After they socked each other in the head over a backhoe, after they decided to have a piece of candy and then ate the whole bag, after I washed a load of towels TWICE and they still smelled musty, after someone stepped on the cat’s tail, after I spent an hour making breakfast burritos/chasing down the runaway baby (he was usually in the shower/)…we went outside.
I planned on sitting under a tree, relaxing and recovering while the boys rode bikes. I plopped down, ready to have a moment’s peace. The chair had been outside for the night, and therefore it was no longer a chair, but a small pond. I sat and soaked. Why relax when you can sit in a puddle (asked the toddler)?
I decided to cut my losses and stain the side fence. I had bought a brush to stain the fence yesterday. Placing it on the bumper of my minivan wasn’t the best plan, and driving away to church later sealed the fate of my brush. I was slightly disgruntled when I set everything up only to discover my brush had blown away. If you see a paintbrush languishing in an intersection, it’s probably mine.
There are times in a mother’s life when you just have to keep moving or you will turn into a pillar of salt.
I found some ragged brushes in a craft box my mother gave me…I would like to interrupt this post to tell everyone that the WORST gift you can give a mother of three boys is a box full of crafty stuff/glitter. Glitter is the eleventh plague of Egypt.
So anyway, the craft box THAT HAS BEEN BANISHED TO THE GARAGE DUE TO A GLITTER INFESTATION had some paintbrushes, and since my four year old was digging a giant well in my flower bed with his play shovel, I decided to put the kids to work.
I handed them the paintbrushes and a cup of water and told them to paint the house.
They loved it, and suddenly everything was sunshine and roses. I think manual labor for children is probably why the mothers of yore didn’t go completely bananas before the invention of cartoons, but now that I’ve typed it out, it sounds bad…so don’t tell anyone I said that okay?
Seriously though, the boys love to have a job to do. They painted for about an hour. Then we went inside again and I made the mistake of trying to take a shower.
It’s always fun to be in a shower and hear screams of panic.

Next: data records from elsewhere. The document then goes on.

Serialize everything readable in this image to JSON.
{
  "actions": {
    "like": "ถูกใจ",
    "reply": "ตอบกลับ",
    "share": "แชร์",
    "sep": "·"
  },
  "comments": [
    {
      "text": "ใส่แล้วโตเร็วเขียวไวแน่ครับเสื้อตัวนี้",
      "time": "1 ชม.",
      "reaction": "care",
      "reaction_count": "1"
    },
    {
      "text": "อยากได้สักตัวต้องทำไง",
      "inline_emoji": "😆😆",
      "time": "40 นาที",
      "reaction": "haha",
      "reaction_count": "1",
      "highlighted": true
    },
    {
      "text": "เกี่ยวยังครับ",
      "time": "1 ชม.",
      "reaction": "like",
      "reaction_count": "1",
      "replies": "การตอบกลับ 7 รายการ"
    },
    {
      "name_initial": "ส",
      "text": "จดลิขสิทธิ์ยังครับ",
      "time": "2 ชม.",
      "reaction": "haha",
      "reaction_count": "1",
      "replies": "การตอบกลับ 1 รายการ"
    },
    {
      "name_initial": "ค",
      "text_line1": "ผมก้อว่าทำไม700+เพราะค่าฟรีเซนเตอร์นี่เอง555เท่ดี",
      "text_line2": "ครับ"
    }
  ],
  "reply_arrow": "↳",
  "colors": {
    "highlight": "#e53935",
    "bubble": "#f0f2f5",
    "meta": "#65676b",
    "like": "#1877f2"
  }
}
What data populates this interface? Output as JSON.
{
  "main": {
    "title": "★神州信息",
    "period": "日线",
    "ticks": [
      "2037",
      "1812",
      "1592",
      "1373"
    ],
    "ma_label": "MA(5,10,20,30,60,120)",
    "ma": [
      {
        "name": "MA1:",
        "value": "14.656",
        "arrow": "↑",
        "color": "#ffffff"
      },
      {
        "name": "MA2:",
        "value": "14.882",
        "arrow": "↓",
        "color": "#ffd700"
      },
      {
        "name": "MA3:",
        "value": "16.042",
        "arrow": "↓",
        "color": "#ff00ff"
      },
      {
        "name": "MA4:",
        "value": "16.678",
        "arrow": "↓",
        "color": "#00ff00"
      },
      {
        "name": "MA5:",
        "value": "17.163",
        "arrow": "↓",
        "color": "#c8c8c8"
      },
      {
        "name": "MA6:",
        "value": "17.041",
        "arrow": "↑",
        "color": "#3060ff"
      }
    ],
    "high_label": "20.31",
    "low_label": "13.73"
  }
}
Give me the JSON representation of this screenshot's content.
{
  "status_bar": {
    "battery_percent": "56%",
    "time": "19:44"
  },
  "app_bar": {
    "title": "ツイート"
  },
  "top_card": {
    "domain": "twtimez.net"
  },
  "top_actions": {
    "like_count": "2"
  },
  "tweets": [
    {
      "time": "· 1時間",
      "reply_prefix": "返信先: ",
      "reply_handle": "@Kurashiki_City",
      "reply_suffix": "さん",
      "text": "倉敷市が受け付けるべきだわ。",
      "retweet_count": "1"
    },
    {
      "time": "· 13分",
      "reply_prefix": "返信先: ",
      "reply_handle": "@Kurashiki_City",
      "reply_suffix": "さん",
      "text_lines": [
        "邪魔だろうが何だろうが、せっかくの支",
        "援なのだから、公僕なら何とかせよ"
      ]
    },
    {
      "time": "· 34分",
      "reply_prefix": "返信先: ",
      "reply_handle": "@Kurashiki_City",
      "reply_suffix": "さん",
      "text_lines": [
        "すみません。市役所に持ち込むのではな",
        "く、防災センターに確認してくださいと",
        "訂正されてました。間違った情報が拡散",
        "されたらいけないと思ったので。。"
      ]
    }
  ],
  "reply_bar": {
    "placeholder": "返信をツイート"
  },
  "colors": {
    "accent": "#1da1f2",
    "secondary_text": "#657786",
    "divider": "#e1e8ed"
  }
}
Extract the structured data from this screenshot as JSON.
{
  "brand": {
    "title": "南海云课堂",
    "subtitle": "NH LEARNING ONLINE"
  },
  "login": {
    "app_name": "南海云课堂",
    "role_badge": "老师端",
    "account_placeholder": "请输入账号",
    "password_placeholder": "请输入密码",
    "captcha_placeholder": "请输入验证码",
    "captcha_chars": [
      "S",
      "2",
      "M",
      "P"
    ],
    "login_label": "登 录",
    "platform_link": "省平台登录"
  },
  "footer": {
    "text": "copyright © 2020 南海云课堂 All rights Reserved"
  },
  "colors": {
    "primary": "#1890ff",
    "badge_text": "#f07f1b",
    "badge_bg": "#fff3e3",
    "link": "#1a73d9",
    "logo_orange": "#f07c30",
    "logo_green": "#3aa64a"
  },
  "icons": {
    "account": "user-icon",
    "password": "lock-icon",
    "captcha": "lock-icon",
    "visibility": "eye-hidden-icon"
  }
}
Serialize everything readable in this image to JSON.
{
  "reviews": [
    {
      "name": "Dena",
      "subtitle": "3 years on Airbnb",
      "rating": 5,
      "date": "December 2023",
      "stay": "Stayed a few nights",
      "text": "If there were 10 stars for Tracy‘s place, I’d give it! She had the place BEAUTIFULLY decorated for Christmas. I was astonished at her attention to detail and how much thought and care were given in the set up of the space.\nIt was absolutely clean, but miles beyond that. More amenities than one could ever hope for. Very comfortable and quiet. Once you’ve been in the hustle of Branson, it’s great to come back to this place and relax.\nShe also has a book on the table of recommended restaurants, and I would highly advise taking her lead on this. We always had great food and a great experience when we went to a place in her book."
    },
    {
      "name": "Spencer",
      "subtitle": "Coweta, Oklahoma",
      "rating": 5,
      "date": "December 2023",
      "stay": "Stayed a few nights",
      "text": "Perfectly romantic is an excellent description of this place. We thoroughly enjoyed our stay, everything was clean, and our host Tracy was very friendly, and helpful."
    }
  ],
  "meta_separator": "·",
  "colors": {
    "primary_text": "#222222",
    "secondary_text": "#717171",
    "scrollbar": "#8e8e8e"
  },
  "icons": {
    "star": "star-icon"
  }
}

Despite the horribly taxing aspect of this day, despite the murder attempts and the thrown plastic dinosaurs, despite the scrambled eggs in diapers and the dog who has diarrhea (OF COURSE), I am treasuring these days. It won’t be long before painting a house with water sounds like a bad idea, and then what shall I do? Give them real paint?
The boys are starting preschool next week.
I will miss them, but it’s time for the next chapter in this Adventure. It’s time for their teachers to teach them that the letter “S” is not a “nugoo”. It’s time for their teachers to hear the pretend word, “nugoo” in response to every question they ask. It’s time for someone else’s table to be covered in glue. I’m sure going to miss it though.
Do you have any recipes for breakfast foods on the run? Any secrets for keeping your kids out of trouble? For showering in peace?